Se o romancista Vergílio Ferreira não conseguiu evitar as contingências históricas e deu início à sua obra dentro dos parâmetros do movimento neo-realista, Vagão “J”, apesar de deliberadamente escrito a partir de uma perspectiva social ou antes socialista, é já um romance que apresenta determinadas inovações ao nível da escrita e da estrutura romanesca que não são comuns ao Neo-Realismo mais autêntico. Dentre essas inovações, percebe-se de imediato, a um simples folhear do livro, a estrutura monolítica do romance, construído num só bloco, sem a tradicional divisão em capítulos, intencionando alcançar um maior dinamismo interno. No plano da linguagem já se pressente a formação do estilista, ou, talvez mais precisamente, a preocupação do escritor em criar ou trabalhar um estilo capaz de sugerir o diapasão da temática tratada. Representa isto também uma novidade dentro do contexto neo-realista, cuja ficção mais ortodoxa, sabe-se, pouco ou nada se preocupou com problemas estilísticos.

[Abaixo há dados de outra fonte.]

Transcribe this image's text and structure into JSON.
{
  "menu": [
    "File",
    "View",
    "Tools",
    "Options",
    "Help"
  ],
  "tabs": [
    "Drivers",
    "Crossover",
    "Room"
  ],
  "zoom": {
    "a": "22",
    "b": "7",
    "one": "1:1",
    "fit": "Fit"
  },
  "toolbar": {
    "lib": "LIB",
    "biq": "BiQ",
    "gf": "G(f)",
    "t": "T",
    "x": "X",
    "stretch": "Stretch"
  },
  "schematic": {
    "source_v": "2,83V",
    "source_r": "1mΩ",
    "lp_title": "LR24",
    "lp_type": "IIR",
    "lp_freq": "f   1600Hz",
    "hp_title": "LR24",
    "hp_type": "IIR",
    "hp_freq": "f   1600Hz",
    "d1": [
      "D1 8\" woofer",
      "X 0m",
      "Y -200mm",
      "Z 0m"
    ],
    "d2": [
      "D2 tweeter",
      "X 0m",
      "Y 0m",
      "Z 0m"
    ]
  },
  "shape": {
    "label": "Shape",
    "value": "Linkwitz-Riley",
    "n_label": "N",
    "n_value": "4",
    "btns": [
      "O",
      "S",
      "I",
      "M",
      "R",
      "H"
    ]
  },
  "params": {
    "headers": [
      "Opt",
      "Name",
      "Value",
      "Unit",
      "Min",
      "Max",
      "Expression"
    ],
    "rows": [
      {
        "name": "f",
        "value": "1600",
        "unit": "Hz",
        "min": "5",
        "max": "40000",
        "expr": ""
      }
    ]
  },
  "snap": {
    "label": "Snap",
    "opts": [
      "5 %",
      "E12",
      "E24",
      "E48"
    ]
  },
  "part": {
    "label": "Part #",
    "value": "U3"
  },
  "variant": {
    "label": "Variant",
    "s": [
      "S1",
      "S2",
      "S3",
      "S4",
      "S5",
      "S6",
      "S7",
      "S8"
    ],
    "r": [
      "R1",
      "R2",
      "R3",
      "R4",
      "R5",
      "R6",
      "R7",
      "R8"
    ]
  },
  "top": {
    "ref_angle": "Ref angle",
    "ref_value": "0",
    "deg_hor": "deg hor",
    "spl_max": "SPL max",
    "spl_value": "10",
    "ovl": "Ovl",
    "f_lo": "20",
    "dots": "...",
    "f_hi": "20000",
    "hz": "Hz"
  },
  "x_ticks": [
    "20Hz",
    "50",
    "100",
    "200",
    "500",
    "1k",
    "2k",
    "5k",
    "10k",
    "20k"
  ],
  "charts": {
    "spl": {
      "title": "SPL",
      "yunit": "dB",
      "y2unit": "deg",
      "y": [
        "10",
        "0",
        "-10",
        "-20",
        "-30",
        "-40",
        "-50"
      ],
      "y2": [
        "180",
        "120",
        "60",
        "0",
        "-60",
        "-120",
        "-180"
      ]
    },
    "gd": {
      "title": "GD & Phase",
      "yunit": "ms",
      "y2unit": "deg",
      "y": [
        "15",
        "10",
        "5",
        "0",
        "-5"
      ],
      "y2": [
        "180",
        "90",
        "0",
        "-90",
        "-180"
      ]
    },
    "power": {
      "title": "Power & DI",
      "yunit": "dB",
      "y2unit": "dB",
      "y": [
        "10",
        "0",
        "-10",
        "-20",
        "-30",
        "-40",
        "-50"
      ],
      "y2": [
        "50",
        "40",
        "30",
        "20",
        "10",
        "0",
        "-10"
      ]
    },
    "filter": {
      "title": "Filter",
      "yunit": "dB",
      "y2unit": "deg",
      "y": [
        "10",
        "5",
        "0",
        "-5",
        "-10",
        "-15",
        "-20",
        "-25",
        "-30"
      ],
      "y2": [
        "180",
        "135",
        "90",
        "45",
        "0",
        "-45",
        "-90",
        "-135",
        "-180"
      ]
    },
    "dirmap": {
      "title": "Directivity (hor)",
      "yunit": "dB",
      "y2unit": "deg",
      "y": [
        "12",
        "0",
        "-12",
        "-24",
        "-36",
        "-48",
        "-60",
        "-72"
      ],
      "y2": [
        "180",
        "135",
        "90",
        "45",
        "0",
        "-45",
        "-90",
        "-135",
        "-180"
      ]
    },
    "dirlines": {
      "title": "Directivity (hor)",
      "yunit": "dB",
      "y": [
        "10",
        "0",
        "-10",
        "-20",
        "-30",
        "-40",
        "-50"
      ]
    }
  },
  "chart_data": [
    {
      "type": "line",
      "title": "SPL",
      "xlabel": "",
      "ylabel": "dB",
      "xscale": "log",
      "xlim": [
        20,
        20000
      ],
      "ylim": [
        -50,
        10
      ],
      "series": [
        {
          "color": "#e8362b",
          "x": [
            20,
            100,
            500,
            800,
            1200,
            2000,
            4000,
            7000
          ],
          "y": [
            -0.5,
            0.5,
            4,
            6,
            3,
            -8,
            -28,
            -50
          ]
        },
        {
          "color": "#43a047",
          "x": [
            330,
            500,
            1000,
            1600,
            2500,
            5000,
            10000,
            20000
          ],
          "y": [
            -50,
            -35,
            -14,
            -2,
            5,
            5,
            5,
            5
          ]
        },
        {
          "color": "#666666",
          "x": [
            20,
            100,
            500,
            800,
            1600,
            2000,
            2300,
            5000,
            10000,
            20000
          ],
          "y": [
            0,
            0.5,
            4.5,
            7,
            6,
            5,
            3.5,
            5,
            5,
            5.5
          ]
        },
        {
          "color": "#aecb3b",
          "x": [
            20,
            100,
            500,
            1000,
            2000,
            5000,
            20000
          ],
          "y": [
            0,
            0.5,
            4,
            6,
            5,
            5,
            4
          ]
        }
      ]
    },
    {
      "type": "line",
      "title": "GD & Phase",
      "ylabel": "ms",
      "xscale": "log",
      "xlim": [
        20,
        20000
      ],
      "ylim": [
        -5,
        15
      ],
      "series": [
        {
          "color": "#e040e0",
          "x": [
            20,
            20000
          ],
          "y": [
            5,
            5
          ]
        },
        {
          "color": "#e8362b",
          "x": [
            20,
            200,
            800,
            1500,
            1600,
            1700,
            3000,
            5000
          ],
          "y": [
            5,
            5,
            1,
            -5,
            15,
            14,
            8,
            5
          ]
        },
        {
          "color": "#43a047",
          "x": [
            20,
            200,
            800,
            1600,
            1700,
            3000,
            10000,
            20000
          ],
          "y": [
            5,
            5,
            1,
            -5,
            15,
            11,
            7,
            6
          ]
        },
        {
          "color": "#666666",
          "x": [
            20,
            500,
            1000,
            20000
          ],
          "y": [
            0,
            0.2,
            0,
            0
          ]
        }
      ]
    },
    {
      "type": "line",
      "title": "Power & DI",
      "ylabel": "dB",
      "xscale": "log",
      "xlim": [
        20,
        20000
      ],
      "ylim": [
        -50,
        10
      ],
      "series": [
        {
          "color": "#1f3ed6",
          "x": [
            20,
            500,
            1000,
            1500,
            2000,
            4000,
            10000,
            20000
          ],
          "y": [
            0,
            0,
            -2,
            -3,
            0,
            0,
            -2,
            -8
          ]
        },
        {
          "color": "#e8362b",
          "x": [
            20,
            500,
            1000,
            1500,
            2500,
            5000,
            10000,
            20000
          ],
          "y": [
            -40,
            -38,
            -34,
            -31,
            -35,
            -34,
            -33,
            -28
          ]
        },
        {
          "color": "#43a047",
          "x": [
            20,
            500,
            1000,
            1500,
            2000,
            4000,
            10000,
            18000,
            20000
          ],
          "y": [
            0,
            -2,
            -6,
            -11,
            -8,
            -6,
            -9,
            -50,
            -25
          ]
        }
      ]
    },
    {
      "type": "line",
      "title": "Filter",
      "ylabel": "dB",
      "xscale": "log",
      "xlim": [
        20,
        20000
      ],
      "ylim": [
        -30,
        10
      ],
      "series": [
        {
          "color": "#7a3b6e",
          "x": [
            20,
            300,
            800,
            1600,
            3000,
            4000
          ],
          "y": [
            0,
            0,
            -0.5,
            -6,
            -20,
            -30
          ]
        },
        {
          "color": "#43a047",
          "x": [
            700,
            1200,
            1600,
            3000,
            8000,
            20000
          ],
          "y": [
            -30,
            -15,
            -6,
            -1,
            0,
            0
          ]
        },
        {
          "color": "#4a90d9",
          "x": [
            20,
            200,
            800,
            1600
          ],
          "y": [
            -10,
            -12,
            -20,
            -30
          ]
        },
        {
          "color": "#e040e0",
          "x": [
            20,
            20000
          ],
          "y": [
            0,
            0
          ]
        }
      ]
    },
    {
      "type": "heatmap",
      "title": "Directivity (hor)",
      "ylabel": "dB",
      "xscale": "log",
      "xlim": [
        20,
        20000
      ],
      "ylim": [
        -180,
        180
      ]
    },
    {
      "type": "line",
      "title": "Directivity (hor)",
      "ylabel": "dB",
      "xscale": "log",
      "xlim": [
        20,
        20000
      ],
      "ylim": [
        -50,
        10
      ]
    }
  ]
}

O estilo de Vergílio Ferreira assumiria papel de preponderante importância na sua produção romanesca de temática existencial, onde o escritor cria variações estilísticas em função das variações temáticas dos seus livros. E a propósito de temática existencial, certos problemas desta ordem afloram já, embora muito embrionariamente, em algumas passagens de Vagão “J”. Não evidentemente, uma visão existencial ao nível da náusea, da revolta ou da angústia, que são muito mais conseqüências da percepção intelectual do que da experiência do viver, mas uma problemática da existência que se poderia dizer primitiva, representada da existência que se poderia dizer primitiva, representada pelo ódio e pela violência do homem de jorna, que traz no peito a raiva surda que a vida desgraçada acumulou. Esta colocação existencial é praticamente decorrente da própria ess6encia do Neo-Realismo, visto que reside na questão mais primária da estratificação das classes sociais. O homem de jorna, o trabalhador alugado, odiava o patrão e a vida porque nada tinha de seu: Toda a gente possuia qualquer coisa para afirmar a sua existência; - o homem da jorna tinha apenas o seu ódio. Encontram-se no romance outros indícios da temática existencial levemente aflorada e representada por outras vias, como por exemplo, a do imenso amor à vida repentinamente descoberto por Chico Borralho – um inutilizado que vegetava preso a uma cama- quando posto em contato com uma natureza exuberante:


“Nos campos a vida grita uma plenitude de sangue fresco, o céu é azul. Por isto custa morrer. Sempre em torno rebenta a esperança dos que começam, a vida renova-se, as crianças nascem, abrem os olhos, completam-se, músculos novos, enquanto outras crianças vão nascendo e levam os olhos da gente que vai envelhecendo e vê a vida renovar-se. Por isto custa morrer. A vida é sempre um primeiro dia, a hora, o minuto primeiro, não o momento e a hora que se somaram a outras horas e minutos. Por isso custa morrer e Chico Borralho sofre”`.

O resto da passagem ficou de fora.